One thing I do like is I always remember the day and the small details—a physical memory of sorts. When a man came up and spontaneously began to laugh, because it made him feel good. A story someone told me about the car I was painting. These are pages in my diary.

After a show, there is the inevitable letdown—no matter how successful the show. I know it’s coming, so to offset this, I try to do something for myself that isn’t art related. A diversion. I treat myself to something. It helps some, but mostly I tell myself this feeling will pass, and it does. But one of the ways it passes best, is to paint again.

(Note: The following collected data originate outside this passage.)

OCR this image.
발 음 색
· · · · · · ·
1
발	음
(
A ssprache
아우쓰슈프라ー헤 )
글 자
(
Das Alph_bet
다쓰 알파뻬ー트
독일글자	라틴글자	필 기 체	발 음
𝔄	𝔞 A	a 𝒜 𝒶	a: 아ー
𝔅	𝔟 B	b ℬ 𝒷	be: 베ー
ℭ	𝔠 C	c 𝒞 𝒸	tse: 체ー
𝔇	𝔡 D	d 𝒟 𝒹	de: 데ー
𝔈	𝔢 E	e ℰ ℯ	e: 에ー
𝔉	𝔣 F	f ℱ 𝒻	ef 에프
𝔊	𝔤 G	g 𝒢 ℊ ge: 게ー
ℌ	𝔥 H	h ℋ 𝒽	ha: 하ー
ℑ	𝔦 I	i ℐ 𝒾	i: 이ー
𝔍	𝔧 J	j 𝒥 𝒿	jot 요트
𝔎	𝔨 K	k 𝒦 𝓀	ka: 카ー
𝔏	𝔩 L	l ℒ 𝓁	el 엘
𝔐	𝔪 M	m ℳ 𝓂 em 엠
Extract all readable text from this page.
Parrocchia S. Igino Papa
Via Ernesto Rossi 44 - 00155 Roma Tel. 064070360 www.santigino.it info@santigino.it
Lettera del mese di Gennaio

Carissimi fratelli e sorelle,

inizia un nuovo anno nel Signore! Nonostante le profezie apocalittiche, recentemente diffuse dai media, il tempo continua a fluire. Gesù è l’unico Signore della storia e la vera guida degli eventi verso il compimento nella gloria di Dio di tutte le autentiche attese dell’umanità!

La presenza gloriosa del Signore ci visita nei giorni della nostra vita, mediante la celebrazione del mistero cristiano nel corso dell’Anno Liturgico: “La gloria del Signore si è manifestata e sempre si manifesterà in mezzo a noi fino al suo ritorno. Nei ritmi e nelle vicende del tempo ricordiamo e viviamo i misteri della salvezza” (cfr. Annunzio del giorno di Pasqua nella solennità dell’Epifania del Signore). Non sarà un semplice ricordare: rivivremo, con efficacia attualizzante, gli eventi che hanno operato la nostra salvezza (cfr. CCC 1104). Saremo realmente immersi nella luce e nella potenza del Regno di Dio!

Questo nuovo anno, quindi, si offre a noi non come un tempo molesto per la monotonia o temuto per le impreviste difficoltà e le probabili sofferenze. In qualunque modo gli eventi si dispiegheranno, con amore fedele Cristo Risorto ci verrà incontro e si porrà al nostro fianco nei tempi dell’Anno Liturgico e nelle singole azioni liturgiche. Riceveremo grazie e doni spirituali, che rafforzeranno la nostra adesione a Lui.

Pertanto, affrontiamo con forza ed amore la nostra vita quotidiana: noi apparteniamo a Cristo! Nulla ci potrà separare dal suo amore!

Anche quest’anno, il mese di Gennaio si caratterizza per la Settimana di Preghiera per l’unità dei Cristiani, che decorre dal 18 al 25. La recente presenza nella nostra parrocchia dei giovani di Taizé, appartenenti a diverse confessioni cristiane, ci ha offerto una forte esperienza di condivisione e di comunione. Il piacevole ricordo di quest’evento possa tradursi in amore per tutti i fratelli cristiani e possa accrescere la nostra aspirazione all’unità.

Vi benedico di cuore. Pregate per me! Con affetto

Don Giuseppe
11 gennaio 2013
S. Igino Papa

Shows motivate me to paint.

Why I try to give my best when I already know my best is going to disappoint me is a mystery. When the show goes up, I am satisfied, but it’s not how perfect the painting is. It’s the satisfaction you get from a long run where you gave your all. You don’t admire the run. You are exhilarated by it. Exhausted.

In discussing why she still painted, someone told me the artist Mildred Wolfe said, “I paint because I keep thinking something good will happen.”

I think she was right.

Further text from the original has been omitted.